日本政府はイラクによるクウェート侵攻が発生すると、1990年8月30日に多国籍軍への10億ドルの資金協力を決定し、9月14日にも10億ドルの追加資金協力と紛争周辺3か国への20億ドルの経済援助を、さらに開戦後の翌1991年1月24日に多国籍軍へ90億ドルの追加資金協力を決定し、多国籍軍に対しては計130億ドル、さらに為替相場の変動により目減りがあったとして5億ドルを追加する資金援助を行いました。
かなり巨額の資金拠出をしましたが、クウェートが戦後に参戦国などに対して、『ワシントンポスト』に掲載した感謝広告には、日本は含まれませんでした。
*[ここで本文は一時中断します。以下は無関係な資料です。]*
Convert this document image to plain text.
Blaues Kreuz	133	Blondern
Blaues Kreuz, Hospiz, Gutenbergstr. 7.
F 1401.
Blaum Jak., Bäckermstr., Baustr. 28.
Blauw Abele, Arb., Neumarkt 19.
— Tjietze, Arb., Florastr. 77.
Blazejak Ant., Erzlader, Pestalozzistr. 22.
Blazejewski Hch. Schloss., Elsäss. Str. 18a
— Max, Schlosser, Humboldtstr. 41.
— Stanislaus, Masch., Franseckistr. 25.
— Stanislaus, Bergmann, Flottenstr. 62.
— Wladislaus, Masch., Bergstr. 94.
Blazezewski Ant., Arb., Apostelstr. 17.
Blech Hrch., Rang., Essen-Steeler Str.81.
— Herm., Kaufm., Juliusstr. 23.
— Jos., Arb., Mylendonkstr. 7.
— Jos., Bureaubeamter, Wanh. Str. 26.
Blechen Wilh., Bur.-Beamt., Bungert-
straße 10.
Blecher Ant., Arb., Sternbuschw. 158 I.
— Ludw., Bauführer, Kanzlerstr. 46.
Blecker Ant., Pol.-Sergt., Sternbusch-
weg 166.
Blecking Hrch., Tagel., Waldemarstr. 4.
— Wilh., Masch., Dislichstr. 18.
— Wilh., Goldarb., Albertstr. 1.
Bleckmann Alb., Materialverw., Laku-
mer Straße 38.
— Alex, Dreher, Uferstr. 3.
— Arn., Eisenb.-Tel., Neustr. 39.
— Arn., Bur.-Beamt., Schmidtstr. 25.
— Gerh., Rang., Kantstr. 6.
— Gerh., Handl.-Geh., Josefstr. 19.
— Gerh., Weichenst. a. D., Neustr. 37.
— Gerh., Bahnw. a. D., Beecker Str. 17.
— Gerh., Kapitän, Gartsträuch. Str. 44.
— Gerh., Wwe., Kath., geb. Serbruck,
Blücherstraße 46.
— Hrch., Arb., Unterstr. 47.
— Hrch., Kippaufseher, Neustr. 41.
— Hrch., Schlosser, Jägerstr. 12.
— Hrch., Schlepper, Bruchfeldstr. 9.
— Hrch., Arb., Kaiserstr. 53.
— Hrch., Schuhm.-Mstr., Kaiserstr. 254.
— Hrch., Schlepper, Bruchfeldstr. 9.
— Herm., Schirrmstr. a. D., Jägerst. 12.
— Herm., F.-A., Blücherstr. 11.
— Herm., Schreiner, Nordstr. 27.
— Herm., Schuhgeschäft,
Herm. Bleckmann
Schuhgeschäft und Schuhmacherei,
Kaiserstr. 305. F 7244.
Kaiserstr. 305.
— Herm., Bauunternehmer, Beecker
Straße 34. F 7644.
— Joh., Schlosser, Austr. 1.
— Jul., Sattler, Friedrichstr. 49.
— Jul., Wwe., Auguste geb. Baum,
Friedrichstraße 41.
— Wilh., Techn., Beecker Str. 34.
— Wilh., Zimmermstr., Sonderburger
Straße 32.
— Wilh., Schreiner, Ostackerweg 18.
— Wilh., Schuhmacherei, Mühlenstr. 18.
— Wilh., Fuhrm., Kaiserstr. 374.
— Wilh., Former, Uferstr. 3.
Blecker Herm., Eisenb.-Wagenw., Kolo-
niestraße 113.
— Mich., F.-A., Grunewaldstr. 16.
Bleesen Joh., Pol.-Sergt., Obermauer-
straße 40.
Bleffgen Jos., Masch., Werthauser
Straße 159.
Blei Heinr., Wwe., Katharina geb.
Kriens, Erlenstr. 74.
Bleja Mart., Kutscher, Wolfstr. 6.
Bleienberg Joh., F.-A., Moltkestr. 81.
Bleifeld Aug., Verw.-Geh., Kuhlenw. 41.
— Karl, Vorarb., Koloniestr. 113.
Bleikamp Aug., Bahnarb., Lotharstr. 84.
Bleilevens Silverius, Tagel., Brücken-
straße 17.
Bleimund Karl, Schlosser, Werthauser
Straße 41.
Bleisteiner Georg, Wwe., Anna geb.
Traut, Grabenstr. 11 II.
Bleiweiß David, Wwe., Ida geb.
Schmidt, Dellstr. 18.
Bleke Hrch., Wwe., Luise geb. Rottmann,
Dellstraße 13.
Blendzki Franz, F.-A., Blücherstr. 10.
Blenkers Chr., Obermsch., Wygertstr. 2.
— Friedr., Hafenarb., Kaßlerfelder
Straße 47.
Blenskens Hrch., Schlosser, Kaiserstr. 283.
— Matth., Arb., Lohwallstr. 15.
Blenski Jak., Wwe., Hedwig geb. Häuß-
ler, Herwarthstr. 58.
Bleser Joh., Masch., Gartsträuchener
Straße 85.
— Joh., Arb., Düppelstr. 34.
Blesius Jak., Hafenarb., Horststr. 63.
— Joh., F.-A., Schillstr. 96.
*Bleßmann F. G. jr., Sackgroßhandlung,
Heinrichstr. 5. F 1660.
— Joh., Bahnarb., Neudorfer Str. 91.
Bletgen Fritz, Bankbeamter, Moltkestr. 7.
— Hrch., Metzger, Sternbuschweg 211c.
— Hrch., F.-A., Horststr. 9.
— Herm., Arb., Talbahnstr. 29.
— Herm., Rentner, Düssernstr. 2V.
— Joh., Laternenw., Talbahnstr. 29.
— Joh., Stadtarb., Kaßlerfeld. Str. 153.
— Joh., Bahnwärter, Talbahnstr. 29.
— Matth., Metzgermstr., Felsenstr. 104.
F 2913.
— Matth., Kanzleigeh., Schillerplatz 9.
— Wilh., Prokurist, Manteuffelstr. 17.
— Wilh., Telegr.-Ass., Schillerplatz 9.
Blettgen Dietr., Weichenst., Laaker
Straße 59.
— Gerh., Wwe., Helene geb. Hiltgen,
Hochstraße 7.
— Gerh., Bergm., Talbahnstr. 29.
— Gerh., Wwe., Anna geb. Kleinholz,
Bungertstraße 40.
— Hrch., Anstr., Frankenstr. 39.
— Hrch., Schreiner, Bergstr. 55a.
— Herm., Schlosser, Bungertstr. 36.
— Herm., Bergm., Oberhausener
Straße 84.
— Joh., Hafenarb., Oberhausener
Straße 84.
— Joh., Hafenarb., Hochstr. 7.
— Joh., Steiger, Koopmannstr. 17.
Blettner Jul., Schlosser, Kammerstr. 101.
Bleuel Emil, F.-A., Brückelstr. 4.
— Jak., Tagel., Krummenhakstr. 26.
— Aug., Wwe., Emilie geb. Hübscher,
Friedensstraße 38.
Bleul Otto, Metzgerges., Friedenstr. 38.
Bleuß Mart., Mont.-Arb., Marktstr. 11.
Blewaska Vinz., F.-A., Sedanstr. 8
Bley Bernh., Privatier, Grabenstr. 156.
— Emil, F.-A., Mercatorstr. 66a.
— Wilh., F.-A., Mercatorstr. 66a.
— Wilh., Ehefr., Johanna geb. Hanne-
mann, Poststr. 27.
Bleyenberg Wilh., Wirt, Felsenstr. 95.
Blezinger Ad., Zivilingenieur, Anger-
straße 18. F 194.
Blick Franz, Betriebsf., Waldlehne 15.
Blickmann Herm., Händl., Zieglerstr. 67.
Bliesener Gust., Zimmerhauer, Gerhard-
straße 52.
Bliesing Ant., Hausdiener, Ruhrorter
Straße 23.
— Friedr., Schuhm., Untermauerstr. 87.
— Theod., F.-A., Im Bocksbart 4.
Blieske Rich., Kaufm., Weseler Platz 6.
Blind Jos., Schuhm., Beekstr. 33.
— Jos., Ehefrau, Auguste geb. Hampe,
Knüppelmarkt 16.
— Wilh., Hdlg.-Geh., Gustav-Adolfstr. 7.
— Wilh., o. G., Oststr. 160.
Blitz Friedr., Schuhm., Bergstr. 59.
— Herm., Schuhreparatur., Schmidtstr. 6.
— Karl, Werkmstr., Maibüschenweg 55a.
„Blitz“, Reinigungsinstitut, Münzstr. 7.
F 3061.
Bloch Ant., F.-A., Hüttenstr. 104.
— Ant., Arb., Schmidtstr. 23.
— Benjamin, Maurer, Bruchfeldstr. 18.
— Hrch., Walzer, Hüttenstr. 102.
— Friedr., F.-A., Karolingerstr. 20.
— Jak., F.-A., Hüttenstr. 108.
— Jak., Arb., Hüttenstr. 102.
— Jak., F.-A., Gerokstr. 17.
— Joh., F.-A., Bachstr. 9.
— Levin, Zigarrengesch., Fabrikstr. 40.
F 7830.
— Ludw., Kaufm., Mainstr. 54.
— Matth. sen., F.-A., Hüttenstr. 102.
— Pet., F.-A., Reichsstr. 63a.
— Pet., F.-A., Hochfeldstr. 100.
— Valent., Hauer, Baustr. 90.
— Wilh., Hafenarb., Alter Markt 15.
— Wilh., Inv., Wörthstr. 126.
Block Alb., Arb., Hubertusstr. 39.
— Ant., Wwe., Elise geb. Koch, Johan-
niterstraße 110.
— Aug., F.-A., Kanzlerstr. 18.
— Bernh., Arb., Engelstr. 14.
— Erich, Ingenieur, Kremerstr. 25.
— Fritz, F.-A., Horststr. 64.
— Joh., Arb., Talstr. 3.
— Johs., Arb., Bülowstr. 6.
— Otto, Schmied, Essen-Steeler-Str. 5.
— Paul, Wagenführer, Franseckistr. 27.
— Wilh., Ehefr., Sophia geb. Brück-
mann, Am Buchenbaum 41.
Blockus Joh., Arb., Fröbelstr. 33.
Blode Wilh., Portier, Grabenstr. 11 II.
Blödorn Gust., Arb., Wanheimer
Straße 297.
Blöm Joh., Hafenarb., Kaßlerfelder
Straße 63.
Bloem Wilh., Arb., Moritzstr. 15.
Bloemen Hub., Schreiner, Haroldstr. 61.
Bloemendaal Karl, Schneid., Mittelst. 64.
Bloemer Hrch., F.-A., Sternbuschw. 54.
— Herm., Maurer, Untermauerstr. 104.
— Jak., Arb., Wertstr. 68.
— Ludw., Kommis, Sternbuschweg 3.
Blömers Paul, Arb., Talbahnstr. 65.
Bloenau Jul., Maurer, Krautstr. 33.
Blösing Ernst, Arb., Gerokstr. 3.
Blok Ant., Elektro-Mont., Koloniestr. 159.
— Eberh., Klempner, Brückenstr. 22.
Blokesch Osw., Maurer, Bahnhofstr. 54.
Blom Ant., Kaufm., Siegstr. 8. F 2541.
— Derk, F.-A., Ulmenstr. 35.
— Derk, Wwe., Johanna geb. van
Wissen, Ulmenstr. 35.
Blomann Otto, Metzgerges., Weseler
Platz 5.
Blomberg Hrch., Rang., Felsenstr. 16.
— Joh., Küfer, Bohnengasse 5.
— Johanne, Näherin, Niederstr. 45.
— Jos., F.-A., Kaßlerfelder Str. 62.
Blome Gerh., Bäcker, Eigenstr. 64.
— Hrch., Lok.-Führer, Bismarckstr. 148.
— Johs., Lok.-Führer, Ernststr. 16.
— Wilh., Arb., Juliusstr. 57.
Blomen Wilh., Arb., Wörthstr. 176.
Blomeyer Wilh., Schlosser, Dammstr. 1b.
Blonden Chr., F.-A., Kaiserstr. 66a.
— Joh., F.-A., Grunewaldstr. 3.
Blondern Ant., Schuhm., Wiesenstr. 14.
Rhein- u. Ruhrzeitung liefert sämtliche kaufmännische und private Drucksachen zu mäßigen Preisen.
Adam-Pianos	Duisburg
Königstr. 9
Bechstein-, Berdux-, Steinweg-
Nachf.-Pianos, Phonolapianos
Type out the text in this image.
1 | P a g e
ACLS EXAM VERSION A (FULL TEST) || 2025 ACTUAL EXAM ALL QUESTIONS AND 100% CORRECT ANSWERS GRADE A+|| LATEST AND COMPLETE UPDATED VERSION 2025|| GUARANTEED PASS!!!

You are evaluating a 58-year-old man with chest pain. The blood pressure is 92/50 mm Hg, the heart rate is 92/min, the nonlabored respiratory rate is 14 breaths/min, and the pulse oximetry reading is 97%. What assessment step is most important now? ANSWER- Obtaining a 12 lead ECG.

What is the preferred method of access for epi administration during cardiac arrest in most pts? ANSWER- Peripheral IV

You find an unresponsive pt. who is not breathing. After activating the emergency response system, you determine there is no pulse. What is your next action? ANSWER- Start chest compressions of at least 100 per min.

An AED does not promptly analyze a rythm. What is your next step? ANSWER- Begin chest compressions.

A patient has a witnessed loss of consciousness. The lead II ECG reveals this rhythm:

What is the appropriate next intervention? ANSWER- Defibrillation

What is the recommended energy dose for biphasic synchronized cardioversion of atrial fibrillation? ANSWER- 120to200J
また、アメリカでの凱旋パレードでのシュワルツコフ大将による演説においても、多国籍軍に参加した28カ国の駐米大使を壇上に上げたうえで「28の同盟国とその他の国(28 alliance and the other countries)」に対する感謝の意が述べられました。壇上に呼ばれなかったことに抗議した駐米日本大使の村田良平に急遽折りたたみ椅子が与えられましたが、扱いの差は歴然でした。
こういった経緯もあり、日本は資金援助だけでは国際貢献として認められず、やはり「汗をかく」(人的貢献)ことが重要であるとPKO協力法の成立に動くのでした。